Pour le groupe BP, qui a déjà dépensé 9 milliards de dollars pour arrêter la fuite de pétrole dans le golfe du Mexique, la facture de la marée noire causée par l'explosion de la plate-forme Deepwater Horizon risque d'être plus élevée que prévu.

 La multinationale, qui a créé un fonds de 20 milliards de dollars pour compenser les victimes de ce désastre écologique, a revu à la hausse son programme de cession d'actifs, qui passe de 30 à 40 milliards de dollars. Certains gisements, comme celui de Prudhoe Bay en Alaska ou en mer du Nord, avaient déjà été identifiés et les négociations sont virtuellement closes avec des compagnies de taille moyenne désireuses de reprendre des champs arrivés à maturité mais encore très rentables.
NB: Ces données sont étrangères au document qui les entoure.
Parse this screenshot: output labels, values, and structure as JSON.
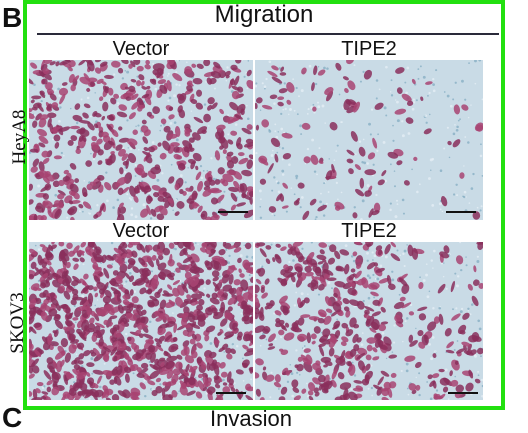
{
  "panel_letters": {
    "top": "B",
    "bottom": "C"
  },
  "figure": {
    "title": "Migration",
    "columns": [
      "Vector",
      "TIPE2"
    ],
    "rows": [
      "HeyA8",
      "SKOV3"
    ],
    "row_column_labels": {
      "second_row": [
        "Vector",
        "TIPE2"
      ]
    },
    "next_panel_title": "Invasion"
  },
  "colors": {
    "frame": "#22e00f",
    "background_blue": "#c9dbe6",
    "cell_purple": "#8a2f5c",
    "cell_magenta": "#a84472"
  }
}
 Mais l'information qui court dans les milieux spécialisés, reprise par notre journal, fait état de la vente probable des sites de BP dans le désert algérien. Pour l'instant, cette information, non confirmée, est encore au conditionnel tant la compagnie pétrolière avait multiplié les signes d'une présence durable en Algérie. Il reste que pour se réaliser, une telle transaction nécessiterait l'aval des autorités algériennes, soucieuses d'exercer leur droit de regard, et éventuellement celui de préemption, dans des opérations de désengagement de cette nature.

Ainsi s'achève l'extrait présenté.